Yaşadığımız can alıcı gerçekler vardır. Bunları yok saymak veya tersinden okumak da nedenli tehlikeli olduğunu da biraz düşünsek herşeyi anlatır. Gerçekleri görmeme ve başka olgularla yaşam kurgulama düşüncemizde teslimiyet kültürü ve çıkar olunca da durum vahimleşir. Günümüzde yaşanan ve hem günümüz koşullarını sarsan hem de geleceği belirleyecek gelişmeler var. Bunları yorumlayıp bilmeden planlama yapmak veya kendini kanıtlama durumları da olamaz. Biz şunu başardık: gerçekleri görmezden gelip bizi öven kültürleşmelerimizle epey başarılar kazandık!****
Bir çok gelişmeler yaşanıyor. Adiyamandaki geçen yılki ölen gençlerimiz veya italyada tutuklanan avukat durumları, K. Kıbrısın geniş coğrafyaya yayılan konumudur. Adiyamandan haberler bekleniyor. Ama, daha Antep hava alanındaki Enber beyin başına gelenler, çoktan unuturma başarısı da gerçekleşti. Üstelik ilgili kişi de Adiyamanda ölen aylelerin neferlerinden birisidir. Ama, katılımcılarda makamcılar ve gazeteciler olsa da konu haber edilmedi. Sadece yine birkaç kişiyle yetinildi.
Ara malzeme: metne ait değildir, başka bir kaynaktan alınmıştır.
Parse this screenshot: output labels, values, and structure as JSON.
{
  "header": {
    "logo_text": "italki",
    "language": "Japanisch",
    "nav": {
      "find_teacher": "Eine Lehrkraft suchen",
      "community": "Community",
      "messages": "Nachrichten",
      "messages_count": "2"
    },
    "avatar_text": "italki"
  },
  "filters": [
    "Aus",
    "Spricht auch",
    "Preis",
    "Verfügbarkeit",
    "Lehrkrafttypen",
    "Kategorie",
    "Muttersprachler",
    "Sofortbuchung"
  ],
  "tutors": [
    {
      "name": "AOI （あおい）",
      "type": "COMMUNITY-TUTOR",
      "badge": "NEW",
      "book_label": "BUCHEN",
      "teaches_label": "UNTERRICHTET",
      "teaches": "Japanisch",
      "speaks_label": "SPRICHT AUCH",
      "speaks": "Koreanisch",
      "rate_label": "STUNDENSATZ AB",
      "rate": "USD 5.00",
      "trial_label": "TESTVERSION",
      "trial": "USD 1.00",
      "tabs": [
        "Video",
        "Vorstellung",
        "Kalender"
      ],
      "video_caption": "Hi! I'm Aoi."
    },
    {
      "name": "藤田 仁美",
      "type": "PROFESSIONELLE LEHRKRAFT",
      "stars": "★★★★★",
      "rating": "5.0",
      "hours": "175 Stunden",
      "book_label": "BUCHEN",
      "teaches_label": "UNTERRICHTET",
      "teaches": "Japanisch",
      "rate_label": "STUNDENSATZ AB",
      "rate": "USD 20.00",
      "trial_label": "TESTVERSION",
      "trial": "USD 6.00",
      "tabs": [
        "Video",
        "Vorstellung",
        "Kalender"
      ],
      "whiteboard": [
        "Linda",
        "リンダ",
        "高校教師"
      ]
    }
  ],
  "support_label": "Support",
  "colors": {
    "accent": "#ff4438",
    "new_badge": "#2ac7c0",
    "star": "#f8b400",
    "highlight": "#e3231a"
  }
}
Bu yaşanana rağmen hala K. Kıbrısta alışılmışlıkla “TC adaletine güveniyoruz” deniliyordu. Ne idiyaname eksiklikleri nede tanık olunan yaşananlar pek de beyinde değişim yapmadığı anlaşılıyor. Hele de dava olurken Türkiyede Anayasa darbesi kuramını haykıran Yargıtayın üçüncü dayresi uygulaması da gelmesine rağmen. Aslında Türkiye gerçeği ile K. Kıbrıs oluşum kültürünün nerelere geldiğinin önemli acı yaşanan günlerden geçiyoruz.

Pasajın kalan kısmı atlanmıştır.